Une véranda venue d'ailleurs

Quelques semaines après l'envoi du bon de commande, un technico-commercial se présente chez Monsieur et Madame Z. Il est chargé d'effectuer un métré succinct de la terrasse et promet la livraison et le montage dans les quarante-cinq jours. Comme sa véranda aura une surface légèrement inférieure à 20 m2, M. Z. est exonéré de permis de construire, mais il dépose néanmoins à la mairie une demande d'autorisation de travaux, qu'il obtiendra rapidement. Deux mois plus tard, ne voyant rien venir, M. Z. téléphone à la société de vente par correspondance : « Ils m'ont répondu qu'ils ne se chargeaient que de la prise des commandes et qu'ils sous-traitaient la fabrication et le montage à des entreprises extérieures » révèle M. Z., qui ne disposait que du numéro de téléphone portable de son fameux technico-commercial. Après de nombreux appels infructueux et autant de messages laissés sur le répondeur, M. Z. se prépare à envoyer un courrier recommandé à la société de VPC. C'est alors que le miracle se produit : avec près de trois mois de retard sur le planning annoncé, on vient enfin lui livrer le matériel !

Quinze jours d'attente seront encore nécessaires pour que l'équipe de montage soit à pied d'½uvre. Quarante-huit heures plus tard, tout est terminé, ou presque. Car M. Z. s'aperçoit qu'il manque deux poignées de porte ainsi que les capots des vis apparentes, et que l'un des profilés en aluminium laqué souffre une large rayure très inesthétique. En discutant avec ses deux monteurs, il apprend, à sa profonde stupéfaction, que les composants de sa véranda ont été fabriqués « à moindre coût » dans un pays de l'Est, et qu'il sera probablement long et difficile d'obtenir les pièces manquantes.

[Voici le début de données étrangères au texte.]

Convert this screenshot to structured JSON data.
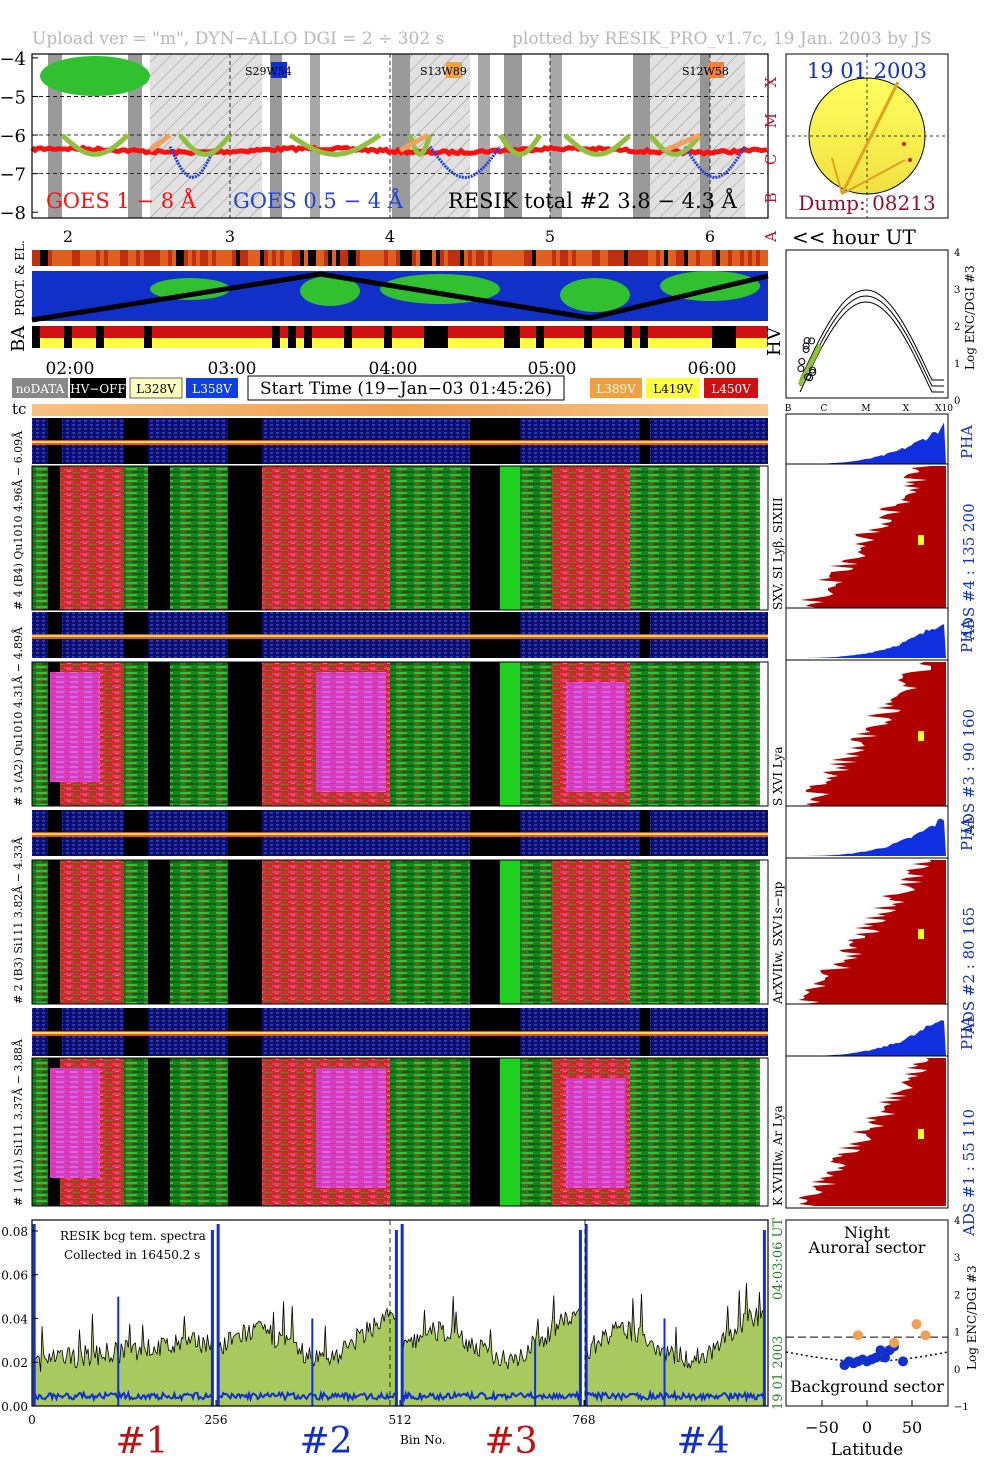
{
  "header": {
    "upload": "Upload ver = \"m\", DYN−ALLO DGI =   2 ÷ 302 s",
    "plotted": "plotted by RESIK_PRO_v1.7c, 19 Jan. 2003 by JS"
  },
  "goes_panel": {
    "yticks": [
      "−4",
      "−5",
      "−6",
      "−7",
      "−8"
    ],
    "class_labels": [
      "X",
      "M",
      "C",
      "B",
      "A"
    ],
    "goes_long": "GOES 1 − 8 Å",
    "goes_short": "GOES 0.5 − 4 Å",
    "resik": "RESIK total #2  3.8 − 4.3 Å",
    "regions": [
      "S29W54",
      "S13W89",
      "S12W58"
    ],
    "region_colors": [
      "#1030d0",
      "#f0a040",
      "#f08040"
    ],
    "hour_ticks": [
      "2",
      "3",
      "4",
      "5",
      "6"
    ],
    "colors": {
      "long": "#ff1010",
      "short": "#2040e0",
      "resik_green": "#90c040",
      "resik_orange": "#f0a060"
    }
  },
  "sun_panel": {
    "date": "19 01 2003",
    "dump": "Dump: 08213",
    "hour_ut": "<< hour UT"
  },
  "orbit_panel": {
    "labels": [
      "PROT. & EL.",
      "BA",
      "HV"
    ],
    "time_ticks": [
      "02:00",
      "03:00",
      "04:00",
      "05:00",
      "06:00"
    ]
  },
  "legend": {
    "nodata": "noDATA",
    "hvoff": "HV−OFF",
    "v1": "L328V",
    "v2": "L358V",
    "start": "Start Time (19−Jan−03 01:45:26)",
    "v3": "L389V",
    "v4": "L419V",
    "v5": "L450V",
    "colors": {
      "v1": "#ffffc0",
      "v2": "#1040e0",
      "v3": "#f0a040",
      "v4": "#ffff40",
      "v5": "#d01010"
    }
  },
  "enc_panel": {
    "ylabel": "Log ENC/DGI #3",
    "xlabels": [
      "B",
      "C",
      "M",
      "X",
      "X10"
    ],
    "yticks": [
      "4",
      "3",
      "2",
      "1",
      "0"
    ]
  },
  "spectro": {
    "tc": "tc",
    "rows": [
      {
        "pha_label": "# 4 (B4)  Qu1010  4.96Å − 6.09Å",
        "lines": "SXV, SI Lyβ, SIXIII",
        "ads": "ADS #4 :   135 200",
        "pha": "PHA"
      },
      {
        "pha_label": "# 3 (A2)  Qu1010  4.31Å − 4.89Å",
        "lines": "S XVI Lya",
        "ads": "ADS #3 :   90 160",
        "pha": "PHA"
      },
      {
        "pha_label": "# 2 (B3)  Si111  3.82Å − 4.33Å",
        "lines": "ArXVIIw, SXV1s−np",
        "ads": "ADS #2 :   80 165",
        "pha": "PHA"
      },
      {
        "pha_label": "# 1 (A1)  Si111  3.37Å − 3.88Å",
        "lines": "K XVIIIw, Ar Lya",
        "ads": "ADS #1 :   55 110",
        "pha": "PHA"
      }
    ]
  },
  "spectrum_panel": {
    "title1": "RESIK bcg tem. spectra",
    "title2": "Collected in 16450.2 s",
    "yticks": [
      "0.08",
      "0.06",
      "0.04",
      "0.02",
      "0.00"
    ],
    "xticks": [
      "0",
      "256",
      "512",
      "768"
    ],
    "xlabel": "Bin No.",
    "channels": [
      "#1",
      "#2",
      "#3",
      "#4"
    ],
    "channel_colors": [
      "#c01010",
      "#1030c0",
      "#c01010",
      "#1030c0"
    ],
    "side_time": "04:03:06 UT",
    "side_date": "19 01 2003"
  },
  "latitude_panel": {
    "night": "Night",
    "auroral": "Auroral sector",
    "background": "Background sector",
    "xlabel": "Latitude",
    "xticks": [
      "−50",
      "0",
      "50"
    ],
    "yticks": [
      "4",
      "3",
      "2",
      "1",
      "0",
      "−1"
    ],
    "ylabel": "Log ENC/DGI #3"
  },
  "chart_data": {
    "type": "scatter",
    "title": "",
    "series": [
      {
        "name": "Background sector",
        "x": [
          -25,
          -20,
          -15,
          -10,
          -5,
          0,
          5,
          10,
          15,
          20,
          25,
          30,
          40
        ],
        "y": [
          0.1,
          0.2,
          0.15,
          0.2,
          0.25,
          0.2,
          0.25,
          0.3,
          0.5,
          0.3,
          0.5,
          0.6,
          0.2
        ]
      },
      {
        "name": "Auroral sector",
        "x": [
          -10,
          30,
          55,
          65
        ],
        "y": [
          0.9,
          0.7,
          1.2,
          0.9
        ]
      }
    ],
    "xlabel": "Latitude",
    "ylabel": "Log ENC/DGI #3",
    "xlim": [
      -90,
      90
    ],
    "ylim": [
      -1,
      4
    ]
  }
}
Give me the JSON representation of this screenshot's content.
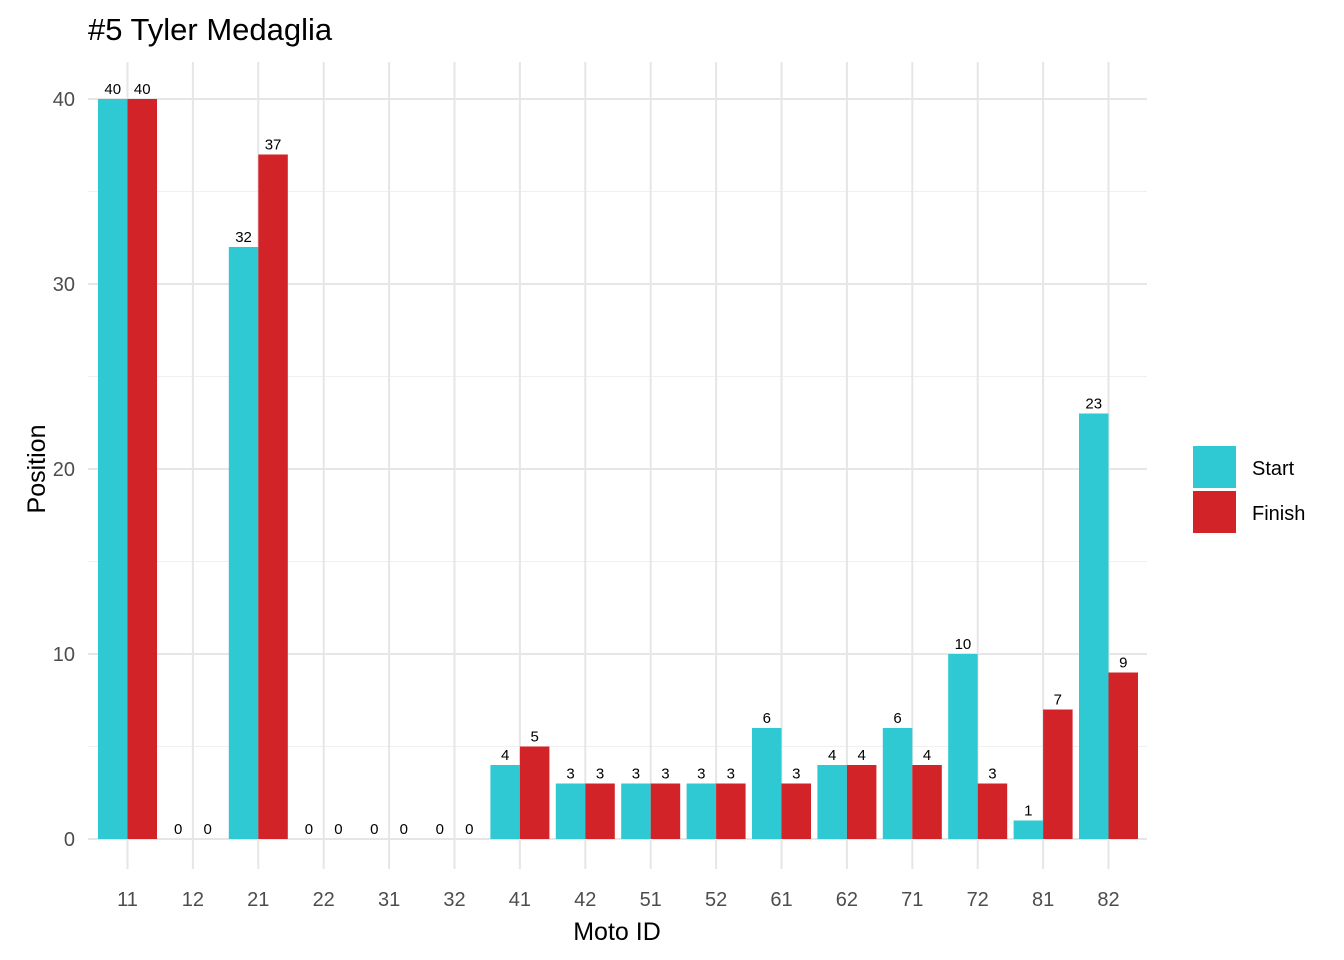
{
  "chart_data": {
    "type": "bar",
    "title": "#5 Tyler Medaglia",
    "xlabel": "Moto ID",
    "ylabel": "Position",
    "categories": [
      "11",
      "12",
      "21",
      "22",
      "31",
      "32",
      "41",
      "42",
      "51",
      "52",
      "61",
      "62",
      "71",
      "72",
      "81",
      "82"
    ],
    "series": [
      {
        "name": "Start",
        "color": "#2EC9D2",
        "values": [
          40,
          0,
          32,
          0,
          0,
          0,
          4,
          3,
          3,
          3,
          6,
          4,
          6,
          10,
          1,
          23
        ]
      },
      {
        "name": "Finish",
        "color": "#D22428",
        "values": [
          40,
          0,
          37,
          0,
          0,
          0,
          5,
          3,
          3,
          3,
          3,
          4,
          4,
          3,
          7,
          9
        ]
      }
    ],
    "ylim": [
      0,
      40
    ],
    "yticks": [
      0,
      10,
      20,
      30,
      40
    ],
    "grid": true,
    "legend_position": "right",
    "data_labels": true
  }
}
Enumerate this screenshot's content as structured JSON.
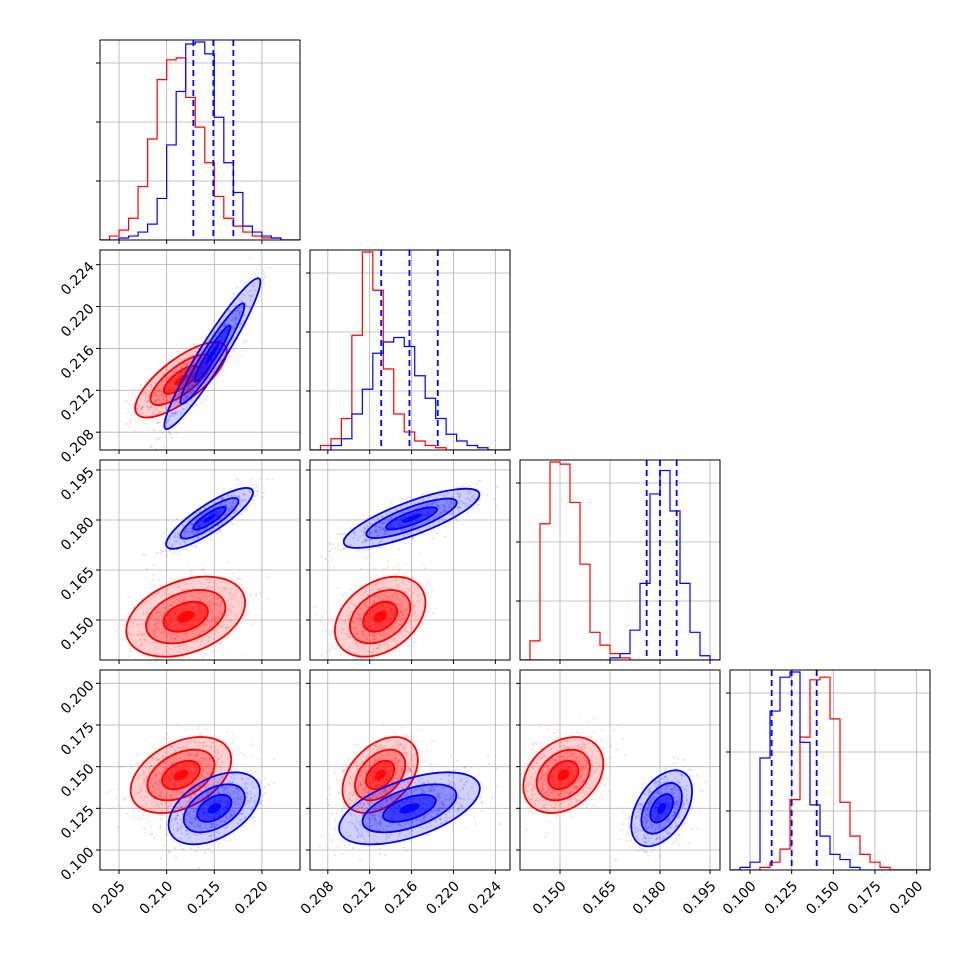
{
  "chart_data": {
    "type": "corner",
    "title": "",
    "legend": "none",
    "grid": true,
    "colors": {
      "series_a": "#ff0000",
      "series_b": "#0000ff"
    },
    "parameters": [
      {
        "xlim": [
          0.203,
          0.224
        ],
        "ticks": [
          0.205,
          0.21,
          0.215,
          0.22
        ],
        "tick_labels": [
          "0.205",
          "0.210",
          "0.215",
          "0.220"
        ],
        "quantiles_b": [
          0.2128,
          0.2149,
          0.217
        ]
      },
      {
        "xlim": [
          0.2063,
          0.2254
        ],
        "ticks": [
          0.208,
          0.212,
          0.216,
          0.22,
          0.224
        ],
        "tick_labels": [
          "0.208",
          "0.212",
          "0.216",
          "0.220",
          "0.224"
        ],
        "quantiles_b": [
          0.2131,
          0.2158,
          0.2185
        ]
      },
      {
        "xlim": [
          0.138,
          0.198
        ],
        "ticks": [
          0.15,
          0.165,
          0.18,
          0.195
        ],
        "tick_labels": [
          "0.150",
          "0.165",
          "0.180",
          "0.195"
        ],
        "quantiles_b": [
          0.176,
          0.18,
          0.185
        ]
      },
      {
        "xlim": [
          0.088,
          0.208
        ],
        "ticks": [
          0.1,
          0.125,
          0.15,
          0.175,
          0.2
        ],
        "tick_labels": [
          "0.100",
          "0.125",
          "0.150",
          "0.175",
          "0.200"
        ],
        "quantiles_b": [
          0.113,
          0.125,
          0.14
        ]
      }
    ],
    "histograms": [
      {
        "param": 0,
        "bin_edges": [
          0.203,
          0.204,
          0.205,
          0.206,
          0.207,
          0.208,
          0.209,
          0.21,
          0.211,
          0.212,
          0.213,
          0.214,
          0.215,
          0.216,
          0.217,
          0.218,
          0.219,
          0.22,
          0.221,
          0.222,
          0.223,
          0.224
        ],
        "series_a": [
          0.0,
          0.02,
          0.05,
          0.11,
          0.27,
          0.51,
          0.81,
          0.91,
          0.92,
          0.72,
          0.57,
          0.39,
          0.22,
          0.11,
          0.07,
          0.04,
          0.02,
          0.01,
          0.01,
          0.0,
          0.0
        ],
        "series_b": [
          0.0,
          0.0,
          0.01,
          0.02,
          0.04,
          0.08,
          0.21,
          0.48,
          0.75,
          0.99,
          1.0,
          0.94,
          0.62,
          0.39,
          0.24,
          0.07,
          0.04,
          0.02,
          0.01,
          0.0,
          0.0
        ]
      },
      {
        "param": 1,
        "bin_edges": [
          0.2063,
          0.2073,
          0.2083,
          0.2093,
          0.2103,
          0.2113,
          0.2123,
          0.2133,
          0.2143,
          0.2153,
          0.2163,
          0.2173,
          0.2183,
          0.2193,
          0.2203,
          0.2213,
          0.2223,
          0.2233,
          0.2243,
          0.2253
        ],
        "series_a": [
          0.0,
          0.02,
          0.05,
          0.14,
          0.51,
          0.88,
          0.71,
          0.36,
          0.16,
          0.08,
          0.04,
          0.02,
          0.01,
          0.0,
          0.0,
          0.0,
          0.0,
          0.0,
          0.0
        ],
        "series_b": [
          0.0,
          0.0,
          0.02,
          0.05,
          0.16,
          0.27,
          0.43,
          0.48,
          0.5,
          0.46,
          0.33,
          0.23,
          0.14,
          0.07,
          0.04,
          0.02,
          0.01,
          0.0,
          0.0
        ]
      },
      {
        "param": 2,
        "bin_edges": [
          0.138,
          0.141,
          0.144,
          0.147,
          0.15,
          0.153,
          0.156,
          0.159,
          0.162,
          0.165,
          0.168,
          0.171,
          0.174,
          0.177,
          0.18,
          0.183,
          0.186,
          0.189,
          0.192,
          0.195,
          0.198
        ],
        "series_a": [
          0.0,
          0.09,
          0.64,
          0.93,
          0.92,
          0.74,
          0.45,
          0.13,
          0.07,
          0.03,
          0.01,
          0.0,
          0.0,
          0.0,
          0.0,
          0.0,
          0.0,
          0.0,
          0.0,
          0.0
        ],
        "series_b": [
          0.0,
          0.0,
          0.0,
          0.0,
          0.0,
          0.0,
          0.0,
          0.0,
          0.0,
          0.01,
          0.03,
          0.14,
          0.36,
          0.78,
          0.89,
          0.7,
          0.36,
          0.13,
          0.02,
          0.0
        ]
      },
      {
        "param": 3,
        "bin_edges": [
          0.088,
          0.094,
          0.1,
          0.106,
          0.112,
          0.118,
          0.124,
          0.13,
          0.136,
          0.142,
          0.148,
          0.154,
          0.16,
          0.166,
          0.172,
          0.178,
          0.184,
          0.19,
          0.196,
          0.202,
          0.208
        ],
        "series_a": [
          0.0,
          0.0,
          0.0,
          0.01,
          0.03,
          0.08,
          0.27,
          0.51,
          0.73,
          0.74,
          0.58,
          0.26,
          0.13,
          0.06,
          0.03,
          0.01,
          0.0,
          0.0,
          0.0,
          0.0
        ],
        "series_b": [
          0.0,
          0.01,
          0.03,
          0.43,
          0.61,
          0.74,
          0.76,
          0.49,
          0.25,
          0.13,
          0.06,
          0.04,
          0.01,
          0.0,
          0.0,
          0.0,
          0.0,
          0.0,
          0.0,
          0.0
        ]
      }
    ],
    "contours": [
      {
        "xparam": 0,
        "yparam": 1,
        "series_a": {
          "center": [
            0.2115,
            0.213
          ],
          "sigma": [
            0.002,
            0.0015
          ],
          "rho": 0.75
        },
        "series_b": {
          "center": [
            0.2148,
            0.2155
          ],
          "sigma": [
            0.0021,
            0.003
          ],
          "rho": 0.95
        }
      },
      {
        "xparam": 0,
        "yparam": 2,
        "series_a": {
          "center": [
            0.212,
            0.151
          ],
          "sigma": [
            0.0026,
            0.005
          ],
          "rho": 0.35
        },
        "series_b": {
          "center": [
            0.2145,
            0.1805
          ],
          "sigma": [
            0.0019,
            0.0038
          ],
          "rho": 0.85
        }
      },
      {
        "xparam": 1,
        "yparam": 2,
        "series_a": {
          "center": [
            0.213,
            0.151
          ],
          "sigma": [
            0.0018,
            0.005
          ],
          "rho": 0.35
        },
        "series_b": {
          "center": [
            0.216,
            0.1805
          ],
          "sigma": [
            0.0027,
            0.0037
          ],
          "rho": 0.8
        }
      },
      {
        "xparam": 0,
        "yparam": 3,
        "series_a": {
          "center": [
            0.2115,
            0.145
          ],
          "sigma": [
            0.0022,
            0.0095
          ],
          "rho": 0.4
        },
        "series_b": {
          "center": [
            0.215,
            0.125
          ],
          "sigma": [
            0.002,
            0.009
          ],
          "rho": 0.45
        }
      },
      {
        "xparam": 1,
        "yparam": 3,
        "series_a": {
          "center": [
            0.213,
            0.145
          ],
          "sigma": [
            0.0015,
            0.0095
          ],
          "rho": 0.4
        },
        "series_b": {
          "center": [
            0.2158,
            0.125
          ],
          "sigma": [
            0.0028,
            0.009
          ],
          "rho": 0.55
        }
      },
      {
        "xparam": 2,
        "yparam": 3,
        "series_a": {
          "center": [
            0.151,
            0.145
          ],
          "sigma": [
            0.005,
            0.0095
          ],
          "rho": 0.3
        },
        "series_b": {
          "center": [
            0.1805,
            0.125
          ],
          "sigma": [
            0.0038,
            0.0095
          ],
          "rho": 0.45
        }
      }
    ]
  }
}
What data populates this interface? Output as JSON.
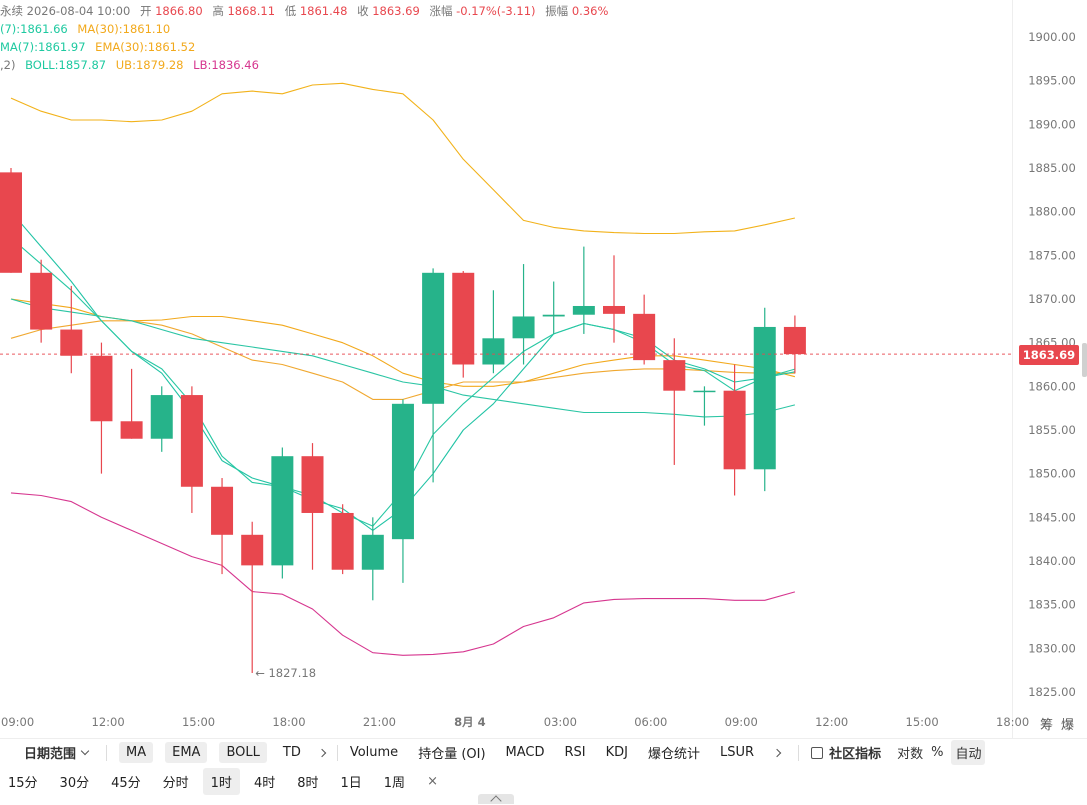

Quant à la rayure, les deux « techniciens » se bornent à passer un coup de laque en bombe, d'un ton d'ailleurs légèrement différent, ce qui ne fait qu'accentuer le défaut ! Mécontent, M. Z. signale ces anomalies sur le constat de réception des travaux, dont il envoie une copie à la société qui lui a vendu sa véranda. Sans réponse !

De mal en pis

Plus d'un an après, Madame et Monsieur Z. attendent toujours leurs poignées de porte. Mais il y a plus grave : leur véranda n'a pas supporté l'hiver et des infiltrations ont commencé à se produire. Vers qui se tourner pour obtenir réparation ? L'installateur et la société de VPC se renvoient la balle. Comment faire jouer la garantie décennale, alors que le fabricant étranger, situé à mille kilomètres de là, n'est apparemment pas couvert ? M. Z. prend conscience, un peu tard, qu'il n'aurait peut-être pas dû commander sa véranda comme on s'achète une paire de pantoufles, par correspondance !

Décider d’investir dans une véranda est un choix important et relativement onéreux, qui ne peut se réaliser sur un coup de tête ou à la seule vue d’un beau catalogue. Cet acheteur, qui a accepté de nous conter sa mésaventure, s’est laissé séduire au hasard d’une foire-exposition par des propositions de vente par correspondance. Mal lui en a pris : sa véranda a été fabriquée « à moindre coût » dans un pays d’Europe Centrale et le montage assuré en sous-traitance par une entreprise non spécialisée. Avec au final, des défauts et des malfaçons dont le fabricant et le monteur se rejettent simultanément la responsabilité.